10. Hukuk Dairesi 2016/17275 E. , 2019/3843 K.
"İçtihat Metni"Mahkemesi :İş Mahkemesi
KARAR
Dava, sigortalının geçirdiği iş kazası sonucu vefatı hasebiyle hak sahiplerine bağlanan gelire ilişkin kurum zararının rücuan tazmini istemine ilişkindir.
Mahkemece, ilamında belirtildiği şekilde davanın kabulüne karar verilmiştir.
Hükmün, davacı Kurum vekili ve davalılar ..., Pusula Ortak Girişim İnş. Yapı San. ve Tic. Ltd. Şti. tarafından temyiz edilmesi üzerine temyiz isteklerinin süresinde olduğu anlaşıldıktan ve Tetkik Hakimi ... tarafından düzenlenen raporla dosyadaki kağıtlar okunduktan sonra işin gereği düşünüldü ve aşağıdaki karar tespit edildi.
Hukuk Muhakemeleri Kanunu"nun 26. maddesi uyarınca; "Hakim tarafların talep sonuçlarıyla bağlıdır; ondan fazlasına veya başka bir şeye karar veremez. Duruma göre, talep sonucundan daha azına karar verebilir. Aynı Kanun"un 294-301 maddelerinde ise mahkeme kararlarının nasıl olması gerektiği belirlenmiştir. Bu düzenlemelere göre Mahkeme, usule veya esasa ilişkin bir nihai kararla davayı sona erdirir. Yargılama sonunda uyuşmazlığın esası hakkında verilen nihai karar, hükümdür. Yine aynı Kanun"un 297. maddesinin (2). fıkrasında “hükmün sonuç kısmında, gerekçeye ait herhangi bir söz tekrar edilmeksizin, taleplerden her biri hakkında verilen hükümle, taraflara yüklenen borç ve tanınan hakların, mümkünse sıra numarası altında açık, şüphe ve tereddüt uyandırmayacak şekilde gösterilmesi gereklidir”, hükümleri öngörülmüş olup, hüküm sonucu kısmında gerekçeye ait her hangi bir söz tekrar edilmeksizin isteklerin her biri hakkında verilen hükümle taraflara yüklenen borç ve tanınan hakların mümkünse sıra numarası altında birer birer açık, şüphe ve tereddüt uyandırmayacak şekilde gösterilmesi gerekir. Zira tarafların o dava yönünden, hukuk düzenince hangi nedenle haklı veya haksız görüldüklerini anlayıp değerlendirebilmeleri ve Yargıtay’ın hukuka uygunluk denetimini yapabilmesi için, ortada, usulüne uygun şekilde oluşturulmuş; hükmün hangi nedenle o içerik ve kapsamda verildiğini ayrıntılarıyla gösteren, ifadeleri özenle seçilmiş ve kuşkuya yer vermeyecek açıklıktaki bir gerekçe bölümünün ve buna uyumlu hüküm fıkralarının bulunması, zorunludur.

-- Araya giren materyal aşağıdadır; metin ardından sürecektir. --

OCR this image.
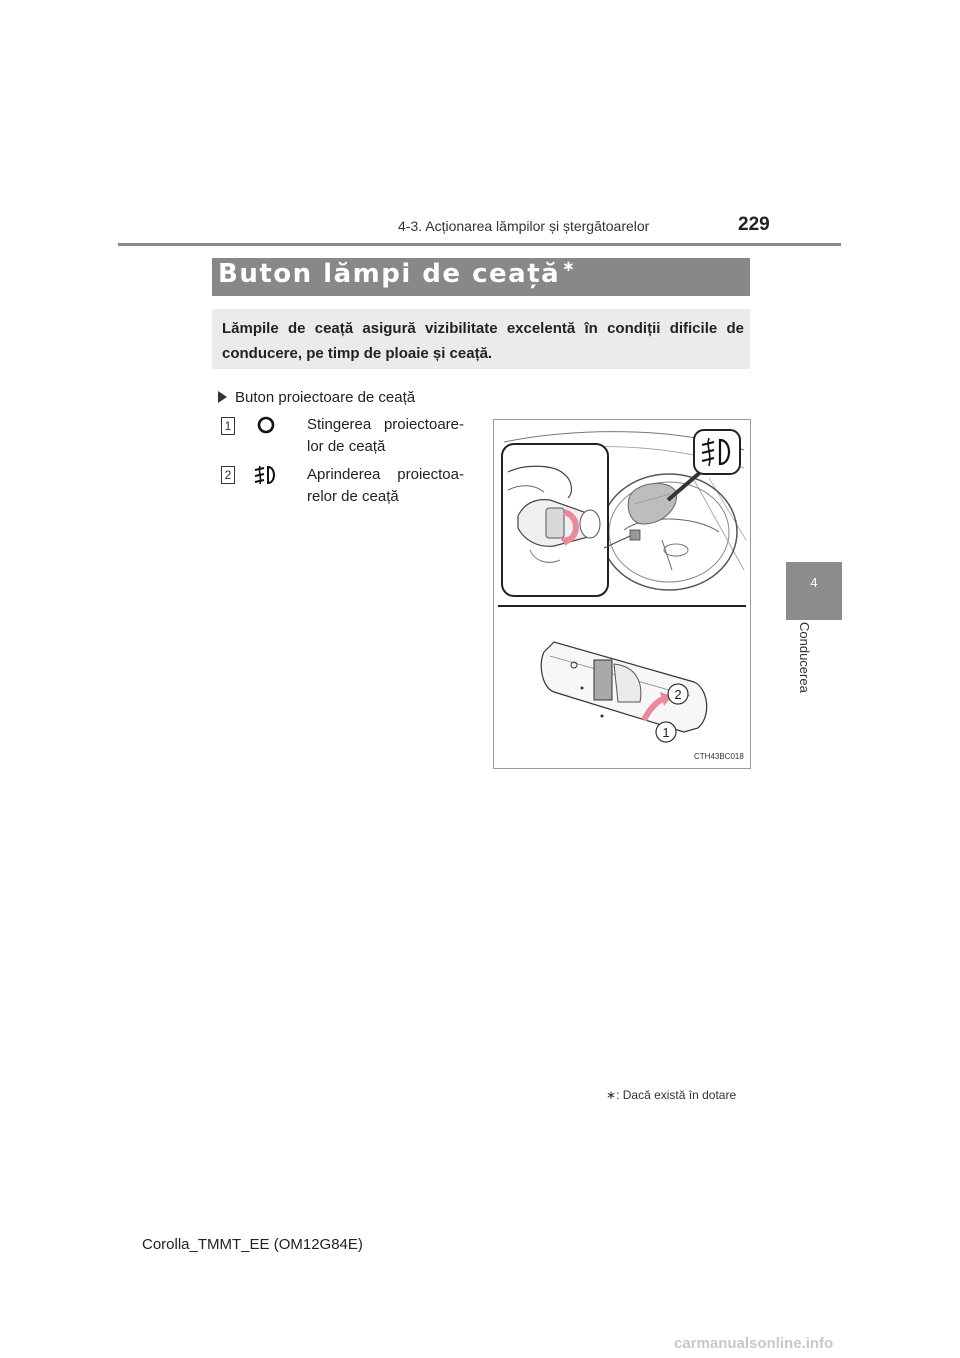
4-3. Acționarea lămpilor și ștergătoarelor	229
4
Conducerea
Buton lămpi de ceață ∗
Lămpile de ceață asigură vizibilitate excelentă în condiții dificile de conducere, pe timp de ploaie și ceață.
Buton proiectoare de ceață
1	Stingerea proiectoare-
lor de ceață
2	Aprinderea proiectoa-
relor de ceață
2
1
CTH43BC018
∗: Dacă există în dotare
Corolla_TMMT_EE (OM12G84E)
carmanualsonline.info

Eldeki davada davacının ,sigortalının 10.12.2011 tarihinde geçirmiş olduğu iş kazası nedeniyle oluşan kurum zararının tahsilinin davalılardan müştereken ve müteselsilen hükmedilmesini talep ettiği anlaşılmaktadır.
Mahkemece karar gerekçesinde belirtildiği üzere, davalılardan ... ve ... hakkında kusurları olmaması nedeniyle davanın reddine, diğer davalılar ... ve Pusula Ortak Girişim İnş. Yapı San. ve Tic. Ltd. Şti."nin kusurları olması nedeniyle belirtilen davalılardan müştereken ve müteselsilen tahsiline dair karar verilmiş olmasına karşın ,hüküm fıkrasında gerekçeye aykırı şekilde davanın kısmen kabulüne dair hüküm kurulması gerekirken, davanın kabulüne dair karar ile kararın gerekçesi arasında çelişki oluştuğu anlaşılmaktadır.
Mahkemece, açıklanan maddi ve hukuki olgular üzerinde durulmadan çelişkili şekilde hüküm kurulmuş olması, usul ve yasaya aykırı olup, bozma nedenidir.
O hâlde, temyiz eden davacı Kurum vekili ve davalılar ... ile Pusula Ortak Girişim İnş. Yapı San. ve Tic. Ltd. Şti."nin bu yönleri amaçlayan temyiz itirazları kabul edilmeli ve hüküm bozulmalıdır.
SONUÇ: Yukarıda açıklanan nedenle, sair temyiz nedenleri incelenmeksizin hükmün BOZULMASINA, temyiz harcının istek halinde davalılardan ... ile Pusula Ortak Girişim İnş. Yapı San. ve Tic. Ltd. Şti."ye iadesine, 24.04.2019 gününde oybirliği ile karar verildi.